The guns far and near were
roaring a fearful and grand introduction for this column which was
marching upon the stage of death. Billie felt it, but only in a
numb way. His heart was cased in that curious dissonant metal which
covers a man’s emotions at such times. The terrible voices from the
hills told him that in this wide conflict his life was an
insignificant fact, and that his death would be an insignificant
fact. They portended the whirlwind to which he would be as
necessary as a butterfly’s waved wing. The solemnity, the sadness
of it came near enough to make him wonder why he was neither solemn
nor sad. When his mind vaguely adjusted events according to their
importance to him, it appeared that the uppermost thing was the
fact that upon the eve of battle, and before many comrades, his
brother had called him a fool.
Dan was in a particularly happy
mood. “Hurray! Look at ‘em shoot,” he said, when the long witches’
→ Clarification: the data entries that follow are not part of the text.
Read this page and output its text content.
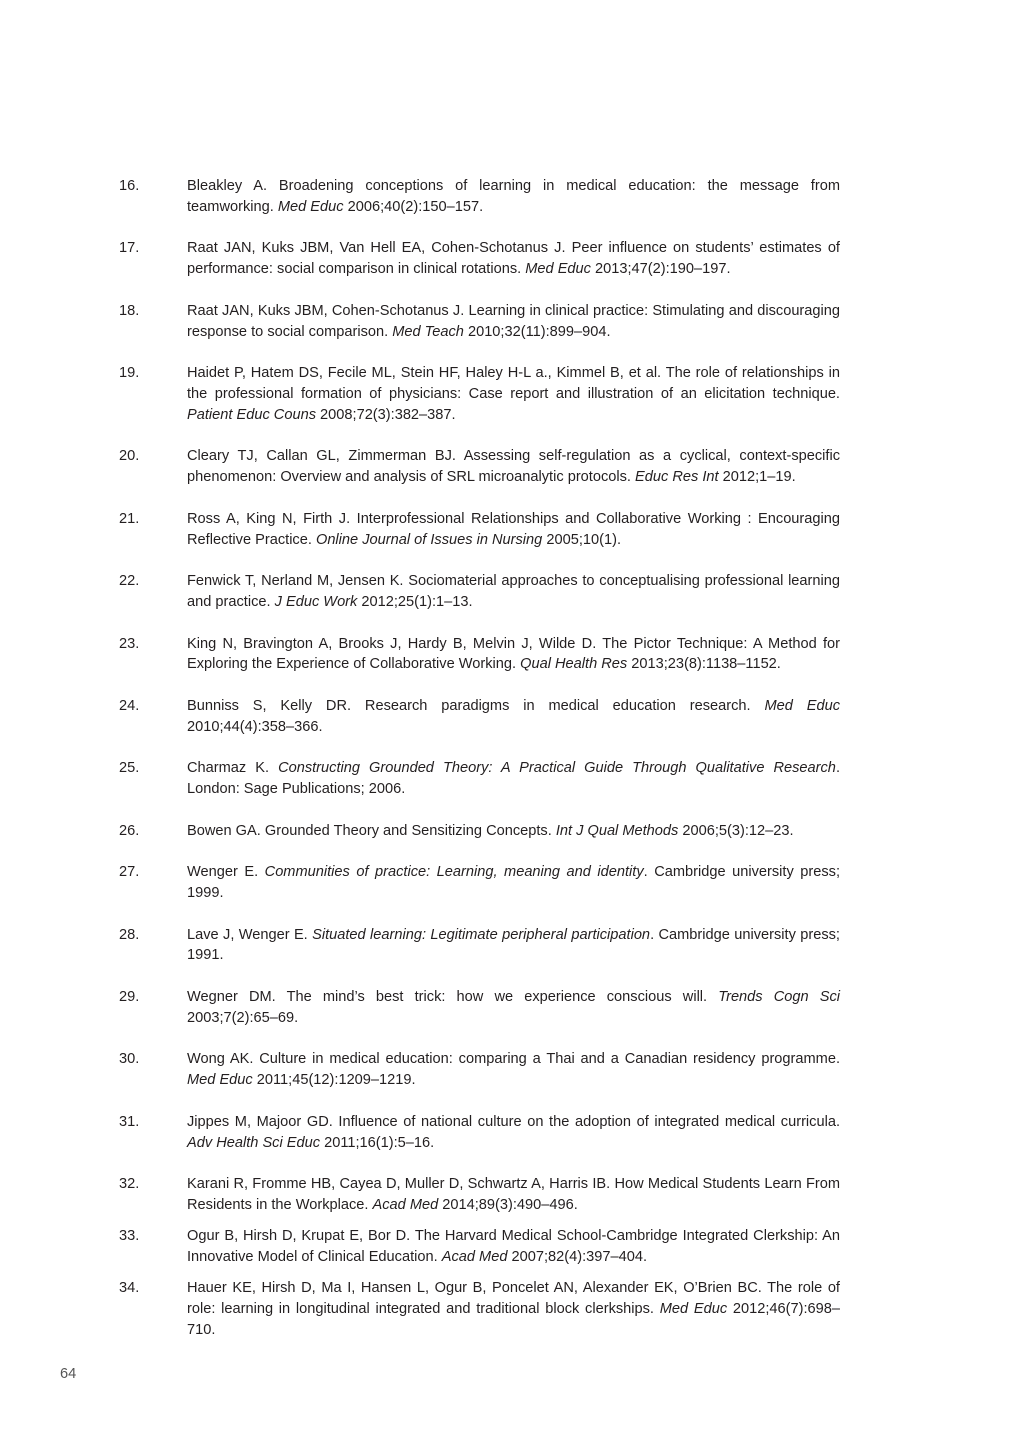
16.	Bleakley A. Broadening conceptions of learning in medical education: the message from teamworking. Med Educ 2006;40(2):150–157.
17.	Raat JAN, Kuks JBM, Van Hell EA, Cohen-Schotanus J. Peer influence on students’ estimates of performance: social comparison in clinical rotations. Med Educ 2013;47(2):190–197.
18.	Raat JAN, Kuks JBM, Cohen-Schotanus J. Learning in clinical practice: Stimulating and discouraging response to social comparison. Med Teach 2010;32(11):899–904.
19.	Haidet P, Hatem DS, Fecile ML, Stein HF, Haley H-L a., Kimmel B, et al. The role of relationships in the professional formation of physicians: Case report and illustration of an elicitation technique. Patient Educ Couns 2008;72(3):382–387.
20.	Cleary TJ, Callan GL, Zimmerman BJ. Assessing self-regulation as a cyclical, context-specific phenomenon: Overview and analysis of SRL microanalytic protocols. Educ Res Int 2012;1–19.
21.	Ross A, King N, Firth J. Interprofessional Relationships and Collaborative Working : Encouraging Reflective Practice. Online Journal of Issues in Nursing 2005;10(1).
22.	Fenwick T, Nerland M, Jensen K. Sociomaterial approaches to conceptualising professional learning and practice. J Educ Work 2012;25(1):1–13.
23.	King N, Bravington A, Brooks J, Hardy B, Melvin J, Wilde D. The Pictor Technique: A Method for Exploring the Experience of Collaborative Working. Qual Health Res 2013;23(8):1138–1152.
24.	Bunniss S, Kelly DR. Research paradigms in medical education research. Med Educ 2010;44(4):358–366.
25.	Charmaz K. Constructing Grounded Theory: A Practical Guide Through Qualitative Research. London: Sage Publications; 2006.
26.	Bowen GA. Grounded Theory and Sensitizing Concepts. Int J Qual Methods 2006;5(3):12–23.
27.	Wenger E. Communities of practice: Learning, meaning and identity. Cambridge university press; 1999.
28.	Lave J, Wenger E. Situated learning: Legitimate peripheral participation. Cambridge university press; 1991.
29.	Wegner DM. The mind’s best trick: how we experience conscious will. Trends Cogn Sci 2003;7(2):65–69.
30.	Wong AK. Culture in medical education: comparing a Thai and a Canadian residency programme. Med Educ 2011;45(12):1209–1219.
31.	Jippes M, Majoor GD. Influence of national culture on the adoption of integrated medical curricula. Adv Health Sci Educ 2011;16(1):5–16.
32.	Karani R, Fromme HB, Cayea D, Muller D, Schwartz A, Harris IB. How Medical Students Learn From Residents in the Workplace. Acad Med 2014;89(3):490–496.
33.	Ogur B, Hirsh D, Krupat E, Bor D. The Harvard Medical School-Cambridge Integrated Clerkship: An Innovative Model of Clinical Education. Acad Med 2007;82(4):397–404.
34.	Hauer KE, Hirsh D, Ma I, Hansen L, Ogur B, Poncelet AN, Alexander EK, O’Brien BC. The role of role: learning in longitudinal integrated and traditional block clerkships. Med Educ 2012;46(7):698–710.
64
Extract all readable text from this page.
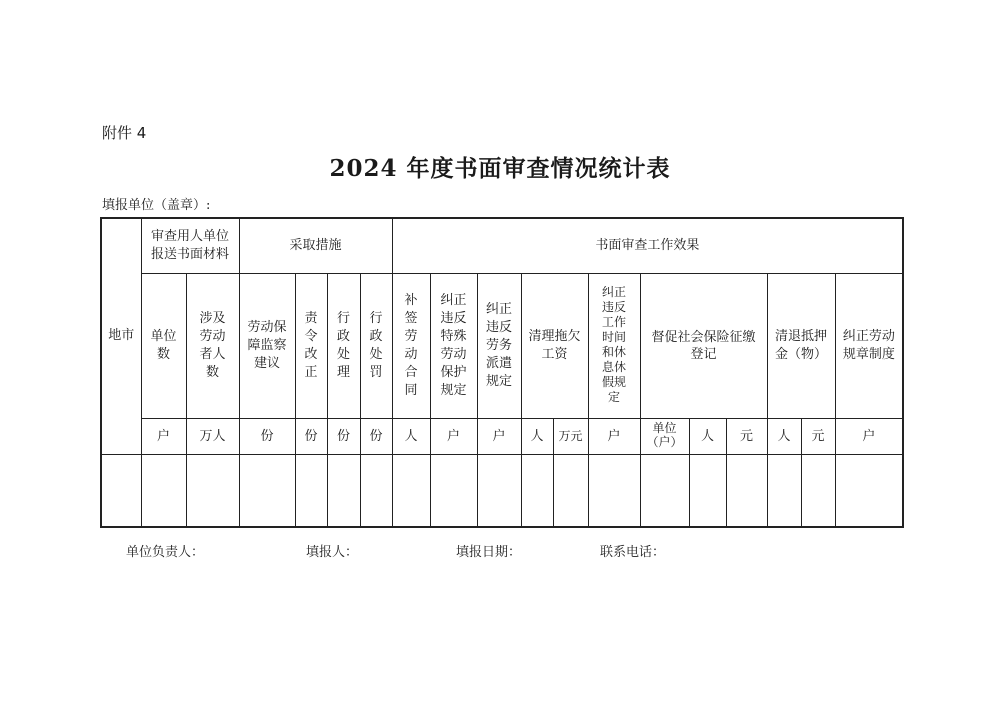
附件 4
2024 年度书面审查情况统计表
填报单位（盖章）:
地市	审查用人单位报送书面材料		采取措施				书面审查工作效果											
	单位数	涉及劳动者人数	劳动保障监察建议	责令改正	行政处理	行政处罚	补签劳动合同	纠正违反特殊劳动保护规定	纠正违反劳务派遣规定	清理拖欠工资		纠正违反工作时间和休息休假规定	督促社会保险征缴登记			清退抵押金（物）		纠正劳动规章制度
	户	万人	份	份	份	份	人	户	户	人	万元	户	单位（户）	人	元	人	元	户

单位负责人：	填报人：	填报日期：	联系电话：
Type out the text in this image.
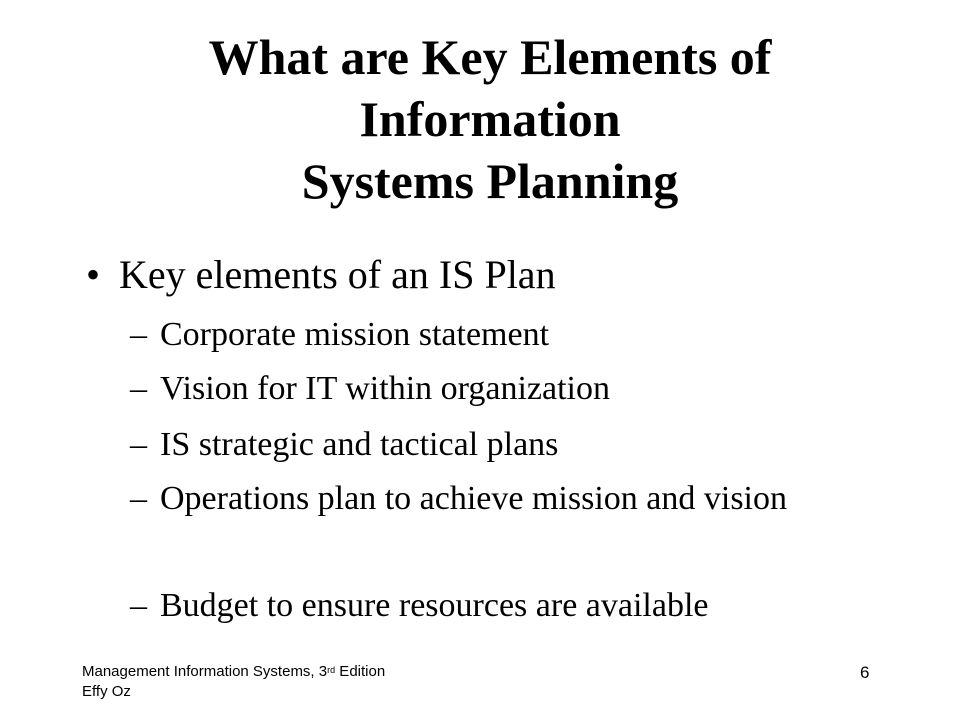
What are Key Elements of
Information
Systems Planning
• Key elements of an IS Plan
– Corporate mission statement
– Vision for IT within organization
– IS strategic and tactical plans
– Operations plan to achieve mission and vision
– Budget to ensure resources are available
Management Information Systems, 3rd Edition
Effy Oz
6
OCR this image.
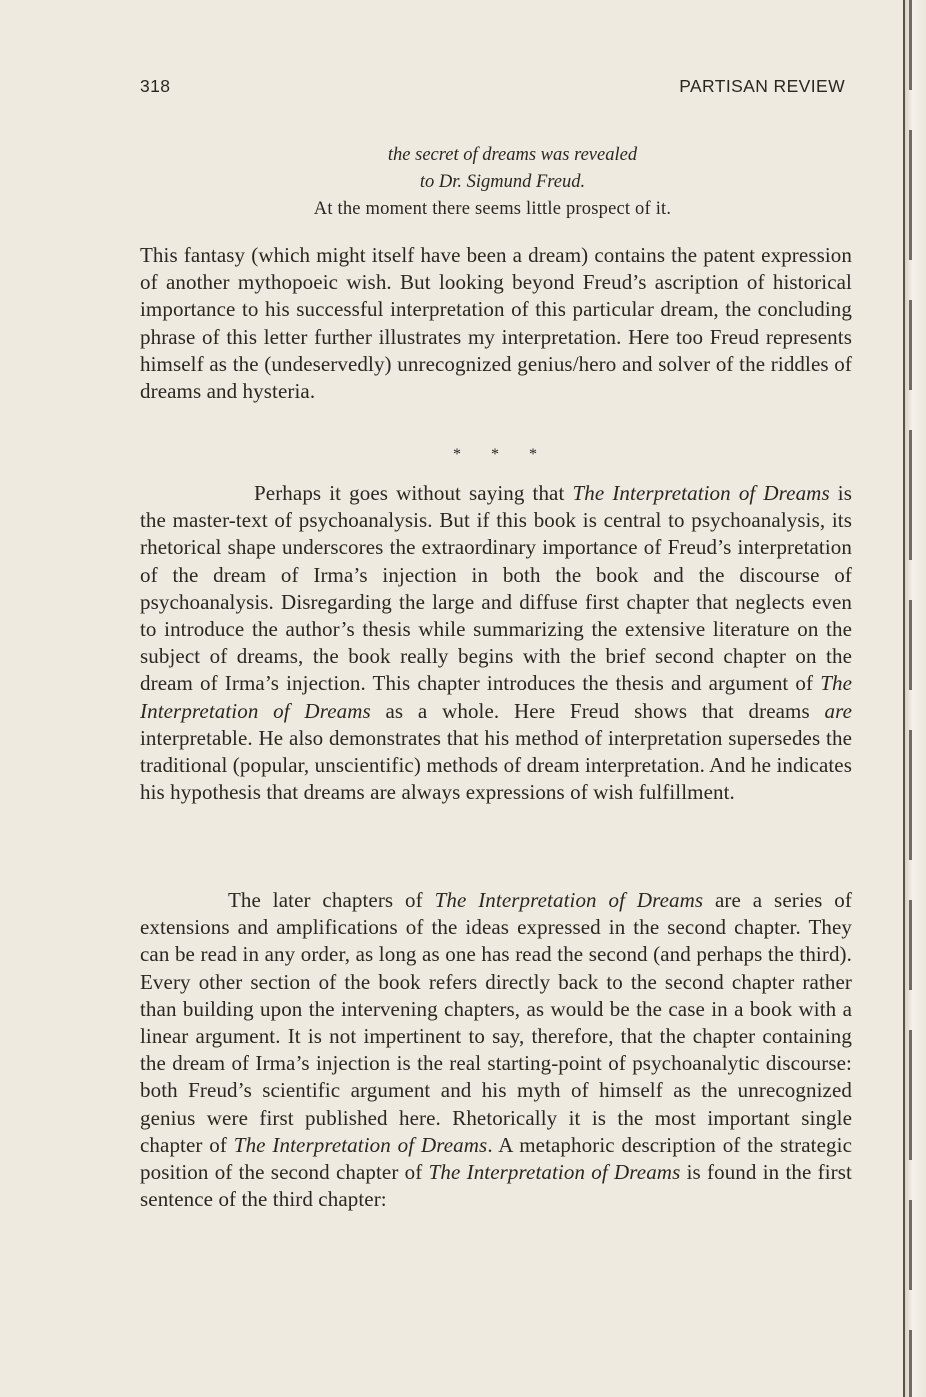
318	PARTISAN REVIEW
the secret of dreams was revealed
to Dr. Sigmund Freud.
At the moment there seems little prospect of it.

This fantasy (which might itself have been a dream) contains the patent expression of another mythopoeic wish. But looking beyond Freud’s ascription of historical importance to his successful interpretation of this particular dream, the concluding phrase of this letter further illustrates my interpretation. Here too Freud represents himself as the (undeservedly) unrecognized genius/hero and solver of the riddles of dreams and hysteria.

* * *

Perhaps it goes without saying that The Interpretation of Dreams is the master-text of psychoanalysis. But if this book is central to psychoanalysis, its rhetorical shape underscores the extraordinary importance of Freud’s interpretation of the dream of Irma’s injection in both the book and the discourse of psychoanalysis. Disregarding the large and diffuse first chapter that neglects even to introduce the author’s thesis while summarizing the extensive literature on the subject of dreams, the book really begins with the brief second chapter on the dream of Irma’s injection. This chapter introduces the thesis and argument of The Interpretation of Dreams as a whole. Here Freud shows that dreams are interpretable. He also demonstrates that his method of interpretation supersedes the traditional (popular, unscientific) methods of dream interpretation. And he indicates his hypothesis that dreams are always expressions of wish fulfillment.

The later chapters of The Interpretation of Dreams are a series of extensions and amplifications of the ideas expressed in the second chapter. They can be read in any order, as long as one has read the second (and perhaps the third). Every other section of the book refers directly back to the second chapter rather than building upon the intervening chapters, as would be the case in a book with a linear argument. It is not impertinent to say, therefore, that the chapter containing the dream of Irma’s injection is the real starting-point of psychoanalytic discourse: both Freud’s scientific argument and his myth of himself as the unrecognized genius were first published here. Rhetorically it is the most important single chapter of The Interpretation of Dreams. A metaphoric description of the strategic position of the second chapter of The Interpretation of Dreams is found in the first sentence of the third chapter:
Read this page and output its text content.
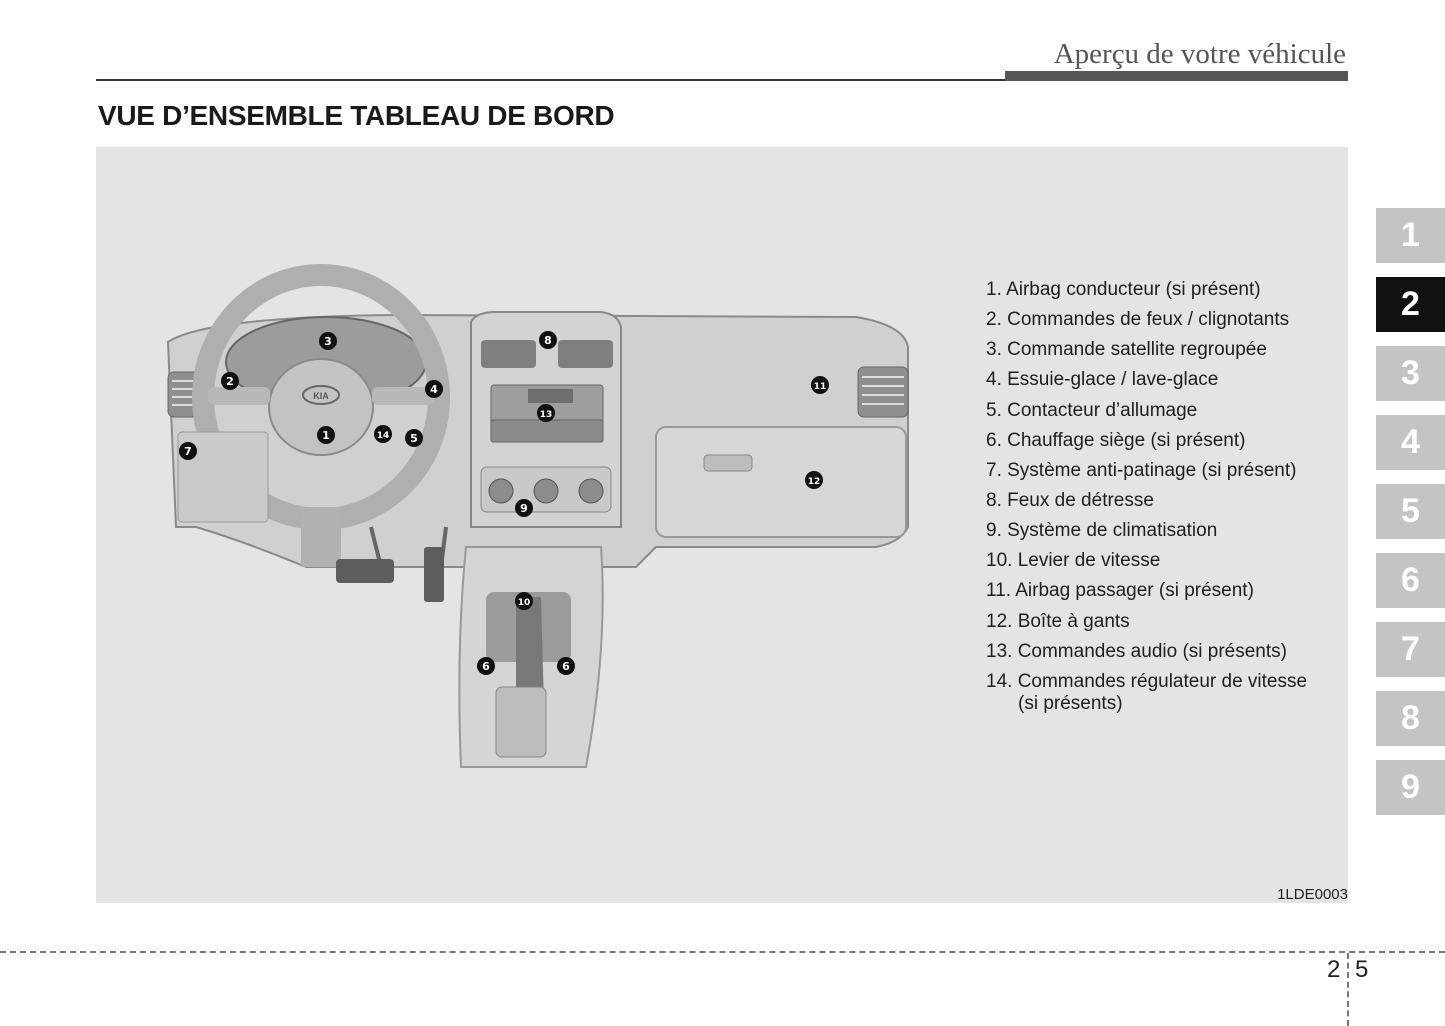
Aperçu de votre véhicule
VUE D’ENSEMBLE TABLEAU DE BORD
KIA
1
2
3
4
5
6	6
7
8
9
10
11
12
13
14
1. Airbag conducteur (si présent)
2. Commandes de feux / clignotants
3. Commande satellite regroupée
4. Essuie-glace / lave-glace
5. Contacteur d’allumage
6. Chauffage siège (si présent)
7. Système anti-patinage (si présent)
8. Feux de détresse
9. Système de climatisation
10. Levier de vitesse
11. Airbag passager (si présent)
12. Boîte à gants
13. Commandes audio (si présents)
14. Commandes régulateur de vitesse
(si présents)
1LDE0003
1
2
3
4
5
6
7
8
9
2 5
croon of the shells came into the air. It enraged Billie when he
felt the little thorn in him, and saw at the same time that his
brother had completely forgotten it.
The column went from the bridge
into more mud. At this southern end there was a chaos of hoarse
directions and commands. Darkness was coming upon the earth, and
regiments were being hurried up the slippery bank. As Billie
floundered in the black mud, amid the swearing, sliding crowd, he
suddenly resolved that, in the absence of other means of hurting
Dan, he would avoid looking at him, refrain from speaking to him,
pay absolutely no heed to his existence; and this done skilfully
would, he imagined, soon reduce his brother to a poignant
sensitiveness.
At the top of the bank the column
again halted and rearranged itself, as a man after a climb
rearranges his clothing. Presently the great steel-backed brigade,
an infinitely graceful thing in the rhythm and ease of its veteran
movement, swung up a little narrow, slanting street.
Evening had come so swiftly that
the fighting on the remote borders of the town was indicated by
thin flashes of flame. Some building was on fire, and its
reflection upon the clouds was an oval of delicate pink.